I don’t need to say it. You already know it. This year has been really tough. And the holidays are going to be markedly different for many. 

You may well be spending Christmas Day alone this year, you might be making peace with vastly altered plans, or having a pared-down celebration of sorts.

Chances are, you’ve foregone any chance of a drunken snog at Christmas drinks. There isn’t so much as a sprig of mistletoe in sight. But one thing is true: you’re really, really hot. 

My holiday gift to you: I hereby grant you permission to post thirst traps with abandon this yuletide season. That old photo on your camera roll that, in hindsight, was actually pretty hot (you just didn’t realise it at the time)? Post it. Those pics you took to mark the rare occasion of putting on makeup for the first time in months? Post them. That selfie you’re worried might be a little too raunchy for the grid (it’s not)? Post it.

If you’re anything like me and try to punctuate the volume of sultry selfies posted to the Instagram grid in perpetuity, you’ll perhaps understand the hesitation to hit post on some of the sexier pics you have in your drafts. All too often, the selfie is looked down upon with condescension, viewed as the narcissist’s calling card, treated with scorn and disdain. But why? Heaven forfend we show evidence of loving ourselves. For that reason, dear reader, bid that hesitation adieu. 

You deserve to celebrate yourself in all your resplendent beauty. You deserve to immortalise your incandescent hotness after an absolute rotter of a year. 

You deserve to immortalise your incandescent hotness after an absolute rotter of a year. 

I’d like to turn to the words from a film I love: Four Weddings and a Funeral. “A toast before we go into battle,” says Gareth (Simon Callow). “True love. In whatever shape or form it may come. May we all in our dotage be proud to say, ‘I was adored once too.'” Well, in our dotage, may we all be proud to say, ‘I was hot once too.’ Let that true love come in the form of self-love. Silence your harsh inner critic, she’s had far too much to say for herself lately. As someone who struggles with my self-esteem, I will be taking my own advice on this matter. 

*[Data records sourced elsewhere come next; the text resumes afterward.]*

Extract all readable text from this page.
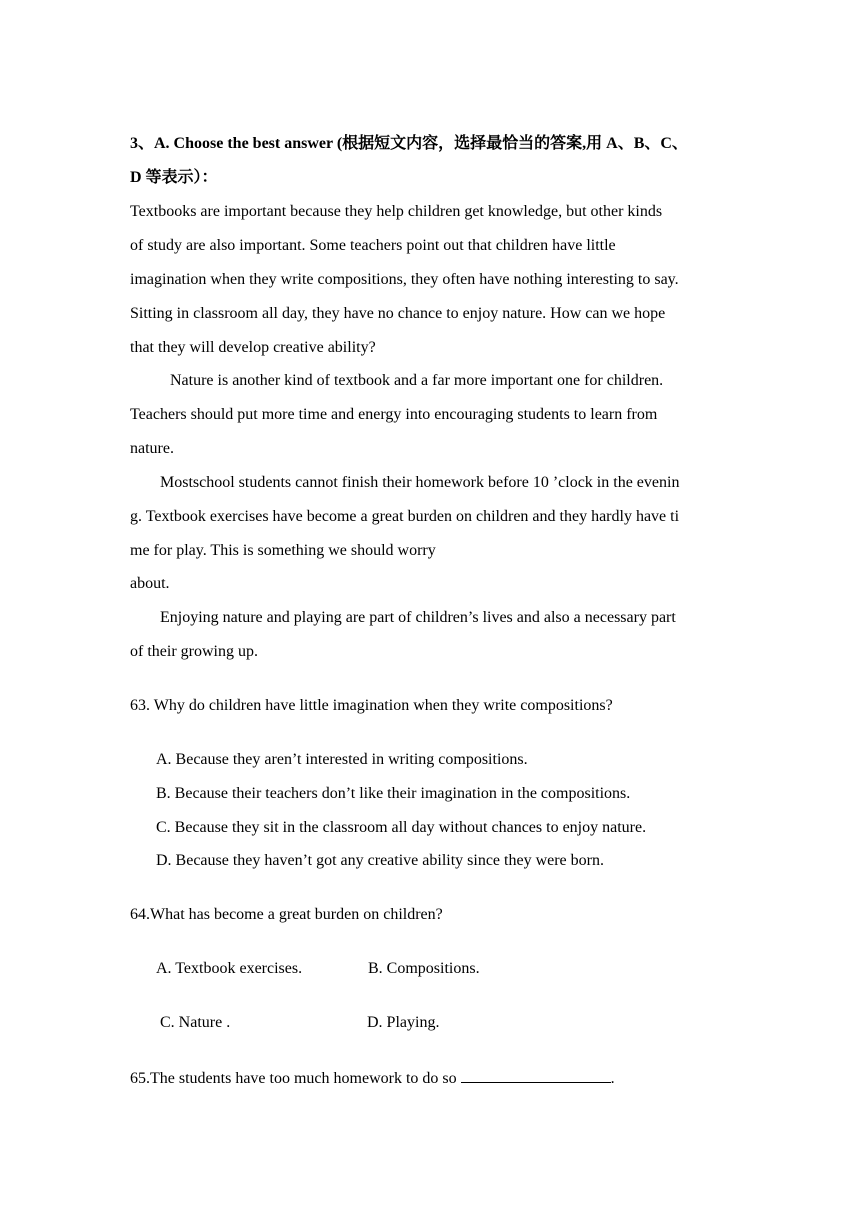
3、A. Choose the best answer (根据短文内容，选择最恰当的答案,用 A、B、C、
D 等表示）：
Textbooks are important because they help children get knowledge, but other kinds
of study are also important. Some teachers point out that children have little
imagination when they write compositions, they often have nothing interesting to say.
Sitting in classroom all day, they have no chance to enjoy nature. How can we hope
that they will develop creative ability?
Nature is another kind of textbook and a far more important one for children.
Teachers should put more time and energy into encouraging students to learn from
nature.
Mostschool students cannot finish their homework before 10 ’clock in the evenin
g. Textbook exercises have become a great burden on children and they hardly have ti
me for play. This is something we should worry
about.
Enjoying nature and playing are part of children’s lives and also a necessary part
of their growing up.
63. Why do children have little imagination when they write compositions?
A. Because they aren’t interested in writing compositions.
B. Because their teachers don’t like their imagination in the compositions.
C. Because they sit in the classroom all day without chances to enjoy nature.
D. Because they haven’t got any creative ability since they were born.
64.What has become a great burden on children?
A. Textbook exercises.	B. Compositions.
C. Nature .	D. Playing.
65.The students have too much homework to do so	.
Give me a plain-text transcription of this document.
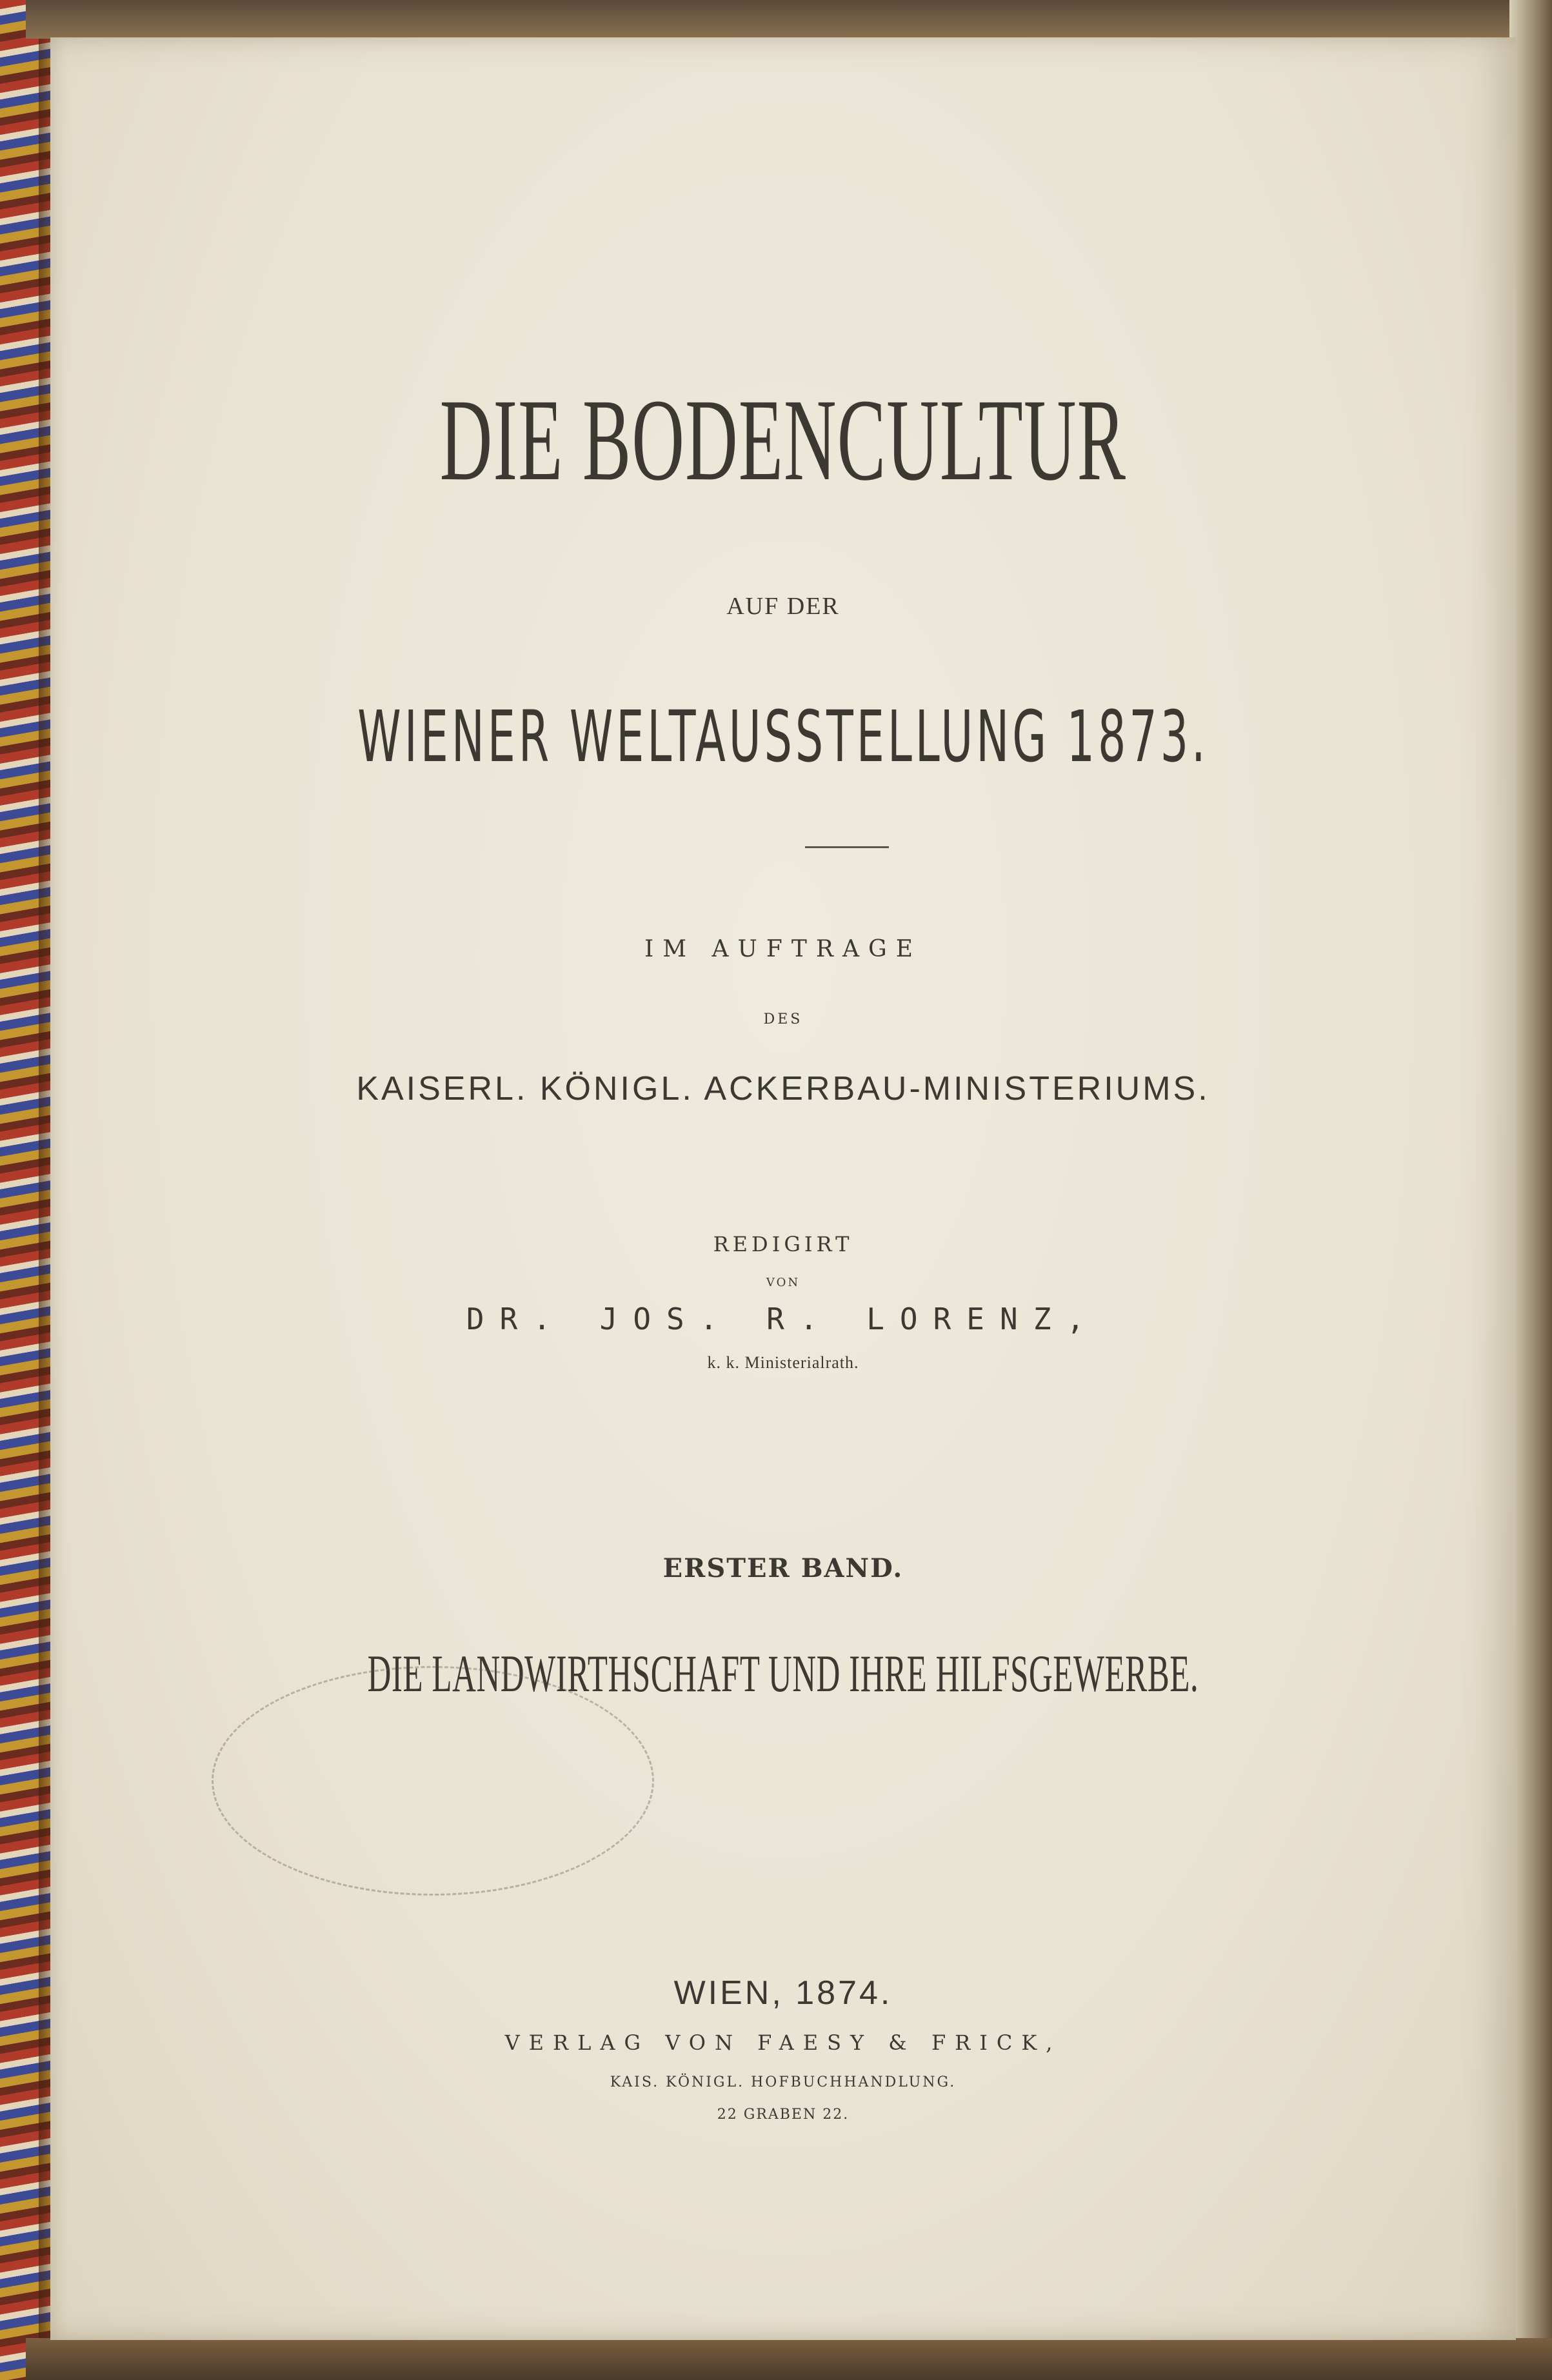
DIE BODENCULTUR
AUF DER
WIENER WELTAUSSTELLUNG 1873.
IM AUFTRAGE
DES
KAISERL. KÖNIGL. ACKERBAU-MINISTERIUMS.
REDIGIRT
VON
DR. JOS. R. LORENZ,
k. k. Ministerialrath.
ERSTER BAND.
DIE LANDWIRTHSCHAFT UND IHRE HILFSGEWERBE.
WIEN, 1874.
VERLAG VON FAESY & FRICK,
KAIS. KÖNIGL. HOFBUCHHANDLUNG.
22 GRABEN 22.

I have a tendency to worry a lot what other people think of me. And that worry often extends to what I post on social media. I worry that if I post too many sexy photos, people will think I’m insecure, seeking validation, trying to catch the eye of a certain crush. As my therapist often tells me, we are relational beings. It’s in our nature to crave connection. 

But there’s also another nugget of wisdom that I cleave to when I begin to care a little too much about how others perceive me: people aren’t thinking about you as much as you think. I hate to break it to you (and many of us would love to believe we are mainstays in the thoughts of others), most people are pretty wrapped up in their own lives, their own insecurities, their own neuroses. So, don’t worry so much. 

Though we may be scattered from our loved ones this year, desperately missing human connection, we can live, for now, on the promise of one day being reunited. One day soon, you’ll dance in a sweaty nightclub without a care in the world. You’ll scream into a karaoke microphone in a booth full of dear friends. You’ll clamber into bed with someone you find irresistible. 

For the time being, post thirst traps to your heart’s content. Remind yourself how utterly gorgeous you are.